Printing the Future of Security - How Heidelberger Druckmaschinen AG Is Industrialising Drone Defense

For most of its 175‑year history, Heidelberger Druckmaschinen AG helped distribute information. In 2026, it is positioning itself to protect the infrastructure that carries it.
The launch of ONBERG Autonomous Systems marks Heidelberg’s most visible leap yet into the European defense industry, driven by a rapidly evolving threat landscape where drones have become tools of espionage, sabotage, and hybrid warfare.
ONBERG is a joint venture between Heidelberg’s subsidiary HD Advanced Technologies and Ondas Autonomous Systems (OAS), an American‑Israeli provider of autonomous aerial security technologies. The operation is headquartered in Brandenburg an der Havel, a site Heidelberg plans to expand into a center of excellence for autonomous defense systems.
At its debut, ONBERG showcased integrated counter‑UAS solutions during a live demonstration for political and industry leaders. The symbolism mattered: Europe is no longer debating whether drone threats are theoretical. It is racing to build defenses at industrial scale.
The ONBERG model is deliberately comprehensive. Instead of offering individual sensors or isolated effectors, the joint venture is pursuing a holistic, layered architecture—melding detection, threat evaluation, and engagement into one autonomous system. According to company statements, this approach replaces the fragmented solutions that have often dominated the counter‑drone market.
Operationally, ONBERG aims to act as a single supplier: developing technology, integrating systems, and manufacturing at scale within Europe. Initial sales focus on Germany and Ukraine, with expansion across the EU planned in later phases.
Why Heidelberg?
The answer lies less in software than in industrial credibility. Heidelberg brings high‑precision manufacturing, supply‑chain management, and the ability to scale complex electromechanical systems—capabilities traditionally associated with heavy industry, not defense start‑ups.
This strategy builds on groundwork laid in July 2025, when Heidelberg signed a strategic MoU with VINCORION Advanced Systems, a company specializing in power and control systems for safety‑critical military and civilian platforms. That agreement marked Heidelberg’s formal entry into defense manufacturing, focusing on industrialisation rather than weapons design.
ONBERG extends that logic into autonomous systems. Ondas contributes battle‑tested counter‑UAS and ISR technologies, while Heidelberg supplies production depth and European manufacturing sovereignty. Executives on both sides frame the venture as a response to regulatory pressure on operators of critical infrastructure and to Europe’s broader push for technological independence in security‑relevant domains.

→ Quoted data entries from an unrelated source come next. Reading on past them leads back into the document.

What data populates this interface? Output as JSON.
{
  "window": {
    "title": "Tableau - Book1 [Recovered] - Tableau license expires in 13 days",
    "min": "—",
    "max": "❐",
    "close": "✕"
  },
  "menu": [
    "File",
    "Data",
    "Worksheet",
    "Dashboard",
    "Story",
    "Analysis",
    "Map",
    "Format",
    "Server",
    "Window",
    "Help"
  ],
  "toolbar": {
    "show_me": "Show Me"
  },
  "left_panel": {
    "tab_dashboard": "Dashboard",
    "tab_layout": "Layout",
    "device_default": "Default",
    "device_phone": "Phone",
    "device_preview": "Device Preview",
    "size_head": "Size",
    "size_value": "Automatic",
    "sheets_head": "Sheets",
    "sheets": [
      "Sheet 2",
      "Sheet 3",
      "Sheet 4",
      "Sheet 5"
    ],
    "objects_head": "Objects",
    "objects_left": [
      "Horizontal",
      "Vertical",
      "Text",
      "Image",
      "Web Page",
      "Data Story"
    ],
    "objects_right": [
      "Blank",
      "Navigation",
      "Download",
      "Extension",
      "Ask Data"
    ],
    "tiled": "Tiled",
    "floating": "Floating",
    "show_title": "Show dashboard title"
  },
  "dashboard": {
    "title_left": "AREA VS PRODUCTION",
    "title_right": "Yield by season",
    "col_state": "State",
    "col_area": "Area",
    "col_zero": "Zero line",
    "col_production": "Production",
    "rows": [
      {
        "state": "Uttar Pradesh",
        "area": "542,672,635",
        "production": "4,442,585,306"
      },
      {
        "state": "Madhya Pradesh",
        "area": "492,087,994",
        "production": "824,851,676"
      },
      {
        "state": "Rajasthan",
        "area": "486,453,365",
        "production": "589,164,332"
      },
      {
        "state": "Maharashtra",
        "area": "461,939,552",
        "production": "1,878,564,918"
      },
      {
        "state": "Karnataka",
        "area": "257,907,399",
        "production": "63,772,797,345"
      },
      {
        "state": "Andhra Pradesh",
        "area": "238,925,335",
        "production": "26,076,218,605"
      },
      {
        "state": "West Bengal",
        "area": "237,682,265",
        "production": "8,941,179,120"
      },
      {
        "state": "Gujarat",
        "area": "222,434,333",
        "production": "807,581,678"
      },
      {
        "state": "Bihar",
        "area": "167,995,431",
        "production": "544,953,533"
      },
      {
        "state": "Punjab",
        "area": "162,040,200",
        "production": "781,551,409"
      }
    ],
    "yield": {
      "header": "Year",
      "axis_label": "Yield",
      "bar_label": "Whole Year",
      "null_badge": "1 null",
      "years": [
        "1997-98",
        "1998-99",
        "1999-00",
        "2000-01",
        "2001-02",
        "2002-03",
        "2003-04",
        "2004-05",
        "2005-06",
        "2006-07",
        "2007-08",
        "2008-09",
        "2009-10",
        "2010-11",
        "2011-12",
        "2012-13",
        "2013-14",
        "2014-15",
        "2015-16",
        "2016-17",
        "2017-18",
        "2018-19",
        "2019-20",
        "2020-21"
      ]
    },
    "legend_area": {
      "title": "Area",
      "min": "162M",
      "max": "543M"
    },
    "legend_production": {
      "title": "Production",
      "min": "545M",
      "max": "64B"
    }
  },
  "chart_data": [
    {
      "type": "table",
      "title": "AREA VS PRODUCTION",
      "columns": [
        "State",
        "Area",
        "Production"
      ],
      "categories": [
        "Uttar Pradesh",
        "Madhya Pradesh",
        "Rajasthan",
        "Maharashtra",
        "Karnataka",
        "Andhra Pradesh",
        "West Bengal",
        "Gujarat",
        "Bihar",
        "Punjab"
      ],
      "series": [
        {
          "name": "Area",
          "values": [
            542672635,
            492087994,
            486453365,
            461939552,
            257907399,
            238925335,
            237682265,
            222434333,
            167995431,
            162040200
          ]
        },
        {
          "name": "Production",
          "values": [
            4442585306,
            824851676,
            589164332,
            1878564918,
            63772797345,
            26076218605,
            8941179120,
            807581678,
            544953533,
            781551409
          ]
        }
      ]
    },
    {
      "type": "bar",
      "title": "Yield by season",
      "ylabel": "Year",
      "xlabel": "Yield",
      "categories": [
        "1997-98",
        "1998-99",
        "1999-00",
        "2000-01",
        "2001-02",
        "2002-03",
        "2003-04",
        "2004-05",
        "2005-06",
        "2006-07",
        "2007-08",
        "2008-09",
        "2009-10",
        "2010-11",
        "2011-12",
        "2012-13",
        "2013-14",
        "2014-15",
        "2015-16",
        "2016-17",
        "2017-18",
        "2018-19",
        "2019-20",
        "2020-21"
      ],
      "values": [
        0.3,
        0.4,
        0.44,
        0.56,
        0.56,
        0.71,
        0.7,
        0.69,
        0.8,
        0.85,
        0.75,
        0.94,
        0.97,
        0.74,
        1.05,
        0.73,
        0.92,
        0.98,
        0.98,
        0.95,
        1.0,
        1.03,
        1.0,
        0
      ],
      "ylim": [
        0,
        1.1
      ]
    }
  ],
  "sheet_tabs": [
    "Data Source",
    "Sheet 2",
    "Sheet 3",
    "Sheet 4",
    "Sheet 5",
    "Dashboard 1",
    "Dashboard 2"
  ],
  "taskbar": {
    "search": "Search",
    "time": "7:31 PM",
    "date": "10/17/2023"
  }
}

What makes this move provocative is not that Heidelberg is diversifying—but where it is diversifying. Counter‑drone defense sits at the intersection of civilian protection, military necessity, and industrial policy. It is a market driven less by speculation than by urgency.
In that sense, Heidelberg’s shift is emblematic of a wider transformation: Europe’s industrial champions are no longer content to be suppliers of tools. Increasingly, they are becoming architects of security infrastructure.
For a printing‑press maker, that is a radical rewrite of the company manual.